By Emma Calvert, Staff Writer

Picture an overwhelming number of students jammed into a tiny classroom with not even enough desks to ensure everyone gets a seat. It’s like sardines being shoved into a minuscule can until there is no more room to move. This is what it’s like at McClatchy.

Year after year, students hope they aren’t forced out of their classes due to the ridiculous number of overbooked students. This is unacceptable. Kids are being stuffed into a crowded room, where they are expected to concentrate. How is this possible when they can feel and hear their peers breathe behind them? It isn’t. It’s a detrimental learning environment that has no positive factors. Classes booked with 40-plus high school students is unacceptable.

Not only are the classrooms jam-packed, students receive less attention from their teacher. Some students need and depend on that one-on-one engagement with their teacher to truly grasp the concept they  learnedin class.
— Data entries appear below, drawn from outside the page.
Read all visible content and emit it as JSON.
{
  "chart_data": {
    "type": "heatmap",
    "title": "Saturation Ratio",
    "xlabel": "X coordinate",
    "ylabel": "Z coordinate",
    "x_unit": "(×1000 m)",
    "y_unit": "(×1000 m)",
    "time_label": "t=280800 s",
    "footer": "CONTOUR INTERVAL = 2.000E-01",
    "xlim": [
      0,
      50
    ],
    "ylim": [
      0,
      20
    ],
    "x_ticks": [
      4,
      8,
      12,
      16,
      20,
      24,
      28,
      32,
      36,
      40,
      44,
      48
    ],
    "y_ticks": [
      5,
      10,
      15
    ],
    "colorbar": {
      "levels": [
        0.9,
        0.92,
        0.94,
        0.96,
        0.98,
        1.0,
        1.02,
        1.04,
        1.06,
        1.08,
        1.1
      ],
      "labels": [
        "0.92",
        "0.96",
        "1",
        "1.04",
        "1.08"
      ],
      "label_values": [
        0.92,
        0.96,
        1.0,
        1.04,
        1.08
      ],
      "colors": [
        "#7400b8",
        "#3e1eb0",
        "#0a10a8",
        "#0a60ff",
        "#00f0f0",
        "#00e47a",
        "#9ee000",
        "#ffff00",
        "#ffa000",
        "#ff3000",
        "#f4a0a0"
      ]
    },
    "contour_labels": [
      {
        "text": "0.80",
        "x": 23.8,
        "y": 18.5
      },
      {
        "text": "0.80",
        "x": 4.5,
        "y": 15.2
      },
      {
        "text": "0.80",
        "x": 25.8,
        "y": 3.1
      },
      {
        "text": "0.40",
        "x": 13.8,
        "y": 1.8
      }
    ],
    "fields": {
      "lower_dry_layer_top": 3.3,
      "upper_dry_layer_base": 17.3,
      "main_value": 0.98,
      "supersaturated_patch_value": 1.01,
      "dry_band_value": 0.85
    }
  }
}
When there are 40 plus kids in their class, it results in an impossible task.

“My first day of high school, I walked in to my math class and discovered that there were no more seats available. I ended up taking notes while sitting in my teacher’s desk,” said Ethan Borg (‘18). Many other students experienced similar situations–some even having to sit on the floor. This is shocking and should not be tolerated. If a student shows up to class prepared and ready to learn, they should be able to at least have a chair to sit on, and enough room to stretch their legs. Another student, Della Mahoney, (‘17), expressed her frustration as well, “I felt offended. They need to make room for everyone.”

When putting together schedules, they have to overbook certain classes because some students drop out during the first week of school. This is a smart strategy to an extent. And at McClatchy they have long succeeded in this strategy. McClatchy has gone overboard by overbooking too many kids to the point that there isn’t even enough space for students to sit.

Overbooking of classrooms also causes kids to be transferred, unwillingly, to other periods, or even other classes. This causes a rift in their schedule and unwanted class changes. It’s another side effect of the overbooking of classes. “It angers me that they overbook the class and then kick you out of the class you requested,” said Sofia Ringstrom (‘16), another student fed up with the unproductive system. So many students select their schedules and then are assigned their first choice, but later during the beginning of the school year are kicked out. When students receive their “final” schedule at orientation, it should actually be final.

Not only is this a bad situation for students, but also for teachers. Trying to control even a small number of rambunctious teenagers is a challenge, but an overwhelming number of 40 or 45 is on a much higher scale. motivating them to do work and participate just adds to the struggle. Once again, this is an unfair request.

Teachers and students both need to be cut a break. We can’t expect students to push their learning capacity when there isn’t a simple desk provided for them, let alone one-on-one attention from a teacher.  Even though schedules can’t be perfect for every single student, McClatchy needs to take a step in the right direction by not overbooking classes in the first place.